ངོ་འཕྲད་བདེ་བའི་དྲ་འབྲེལ།

གཟའ་པ་སངས། ༢༠༢༤/༠༤/༡༩

Japan Puts New Yen Loans to China on Hold as Indication of Strained Relations


The Japanese government has announced that no new yen-denominated loans will be made to China during the coming fiscal year. The decision is being portrayed in Tokyo as a sign of the strained ties between the two East Asian economic powers.

This will mark the first time the low-interest yen loans will be interrupted since Japan began extending them to China in 1979.

Chief Cabinet Secretary Shinzo Abe attributed the decision Thursday to the souring of relations between Tokyo and Beijing, telling reporters Japan needs time to consider its options.

Japanese Foreign Ministry spokesman Tomohiko Taniguchi tried to put the situation in more diplomatic terms. He says it is not a question of freezing the loan program - only that the two sides failed to exchange required documents in time for the fiscal year that starts in nine days.

"There have been reports that the Japanese government has decided to freeze new yen loans to China. That's not correct. What's correct is that we have been unable to make the exchange of notes about it," he said.

Such exchanges normally take place near the end of one fiscal year, to arrange disbursements for the next.
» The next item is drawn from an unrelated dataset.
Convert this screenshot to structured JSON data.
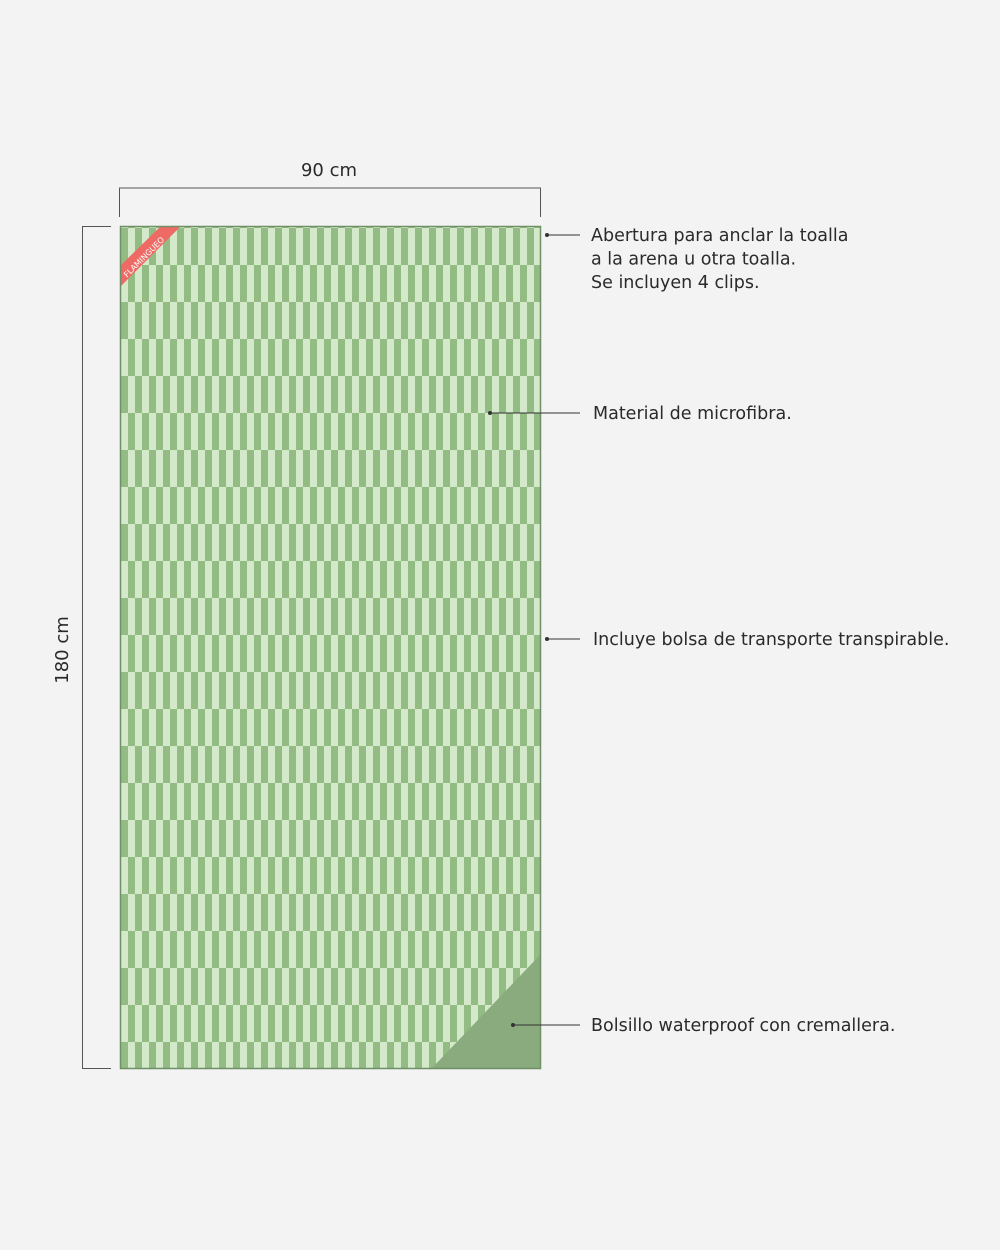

But the two countries have not held such a meeting since March 29 of last year.

Chinese Foreign Ministry spokesman Qin Gang told reporters in Beijing Thursday his government was disappointed, and the Japanese decision would not help to improve Sino-Japanese relations.

Qin says the loans from Japan have played a positive role in China's economic and social development, but have also benefited Japan, so the arrangement has been mutually beneficial.

However, the loans have faced domestic criticism in Japan. China has a massively expanding economy, and has been increasing its military spending.

But despite its huge trade surpluses, Beijing says it needs new funds to keep its modernization on track. The official People's Daily newspaper wrote recently that China is still a developing country, and is in urgent need of capital for its many projects.

Regardless of whether new loans are agreed on later this year, the Japanese Foreign Ministry spokesman says the two nations have already agreed to end the program in the near future.

"By the time Beijing is going to host 2008 Olympic Games, the amount of new yen loans is supposed to become zero," he said.

Since the program began in 1979, the total amount of loans has exceeded the equivalent of $25 billion. China has used the money on such projects as improving its transportation infrastructure.

Sino-Japanese relations have cooled in recent years, sparked largely by Japanese Prime Minister Junichiro Koizumi's repeated visits to a controversial Tokyo war shrine.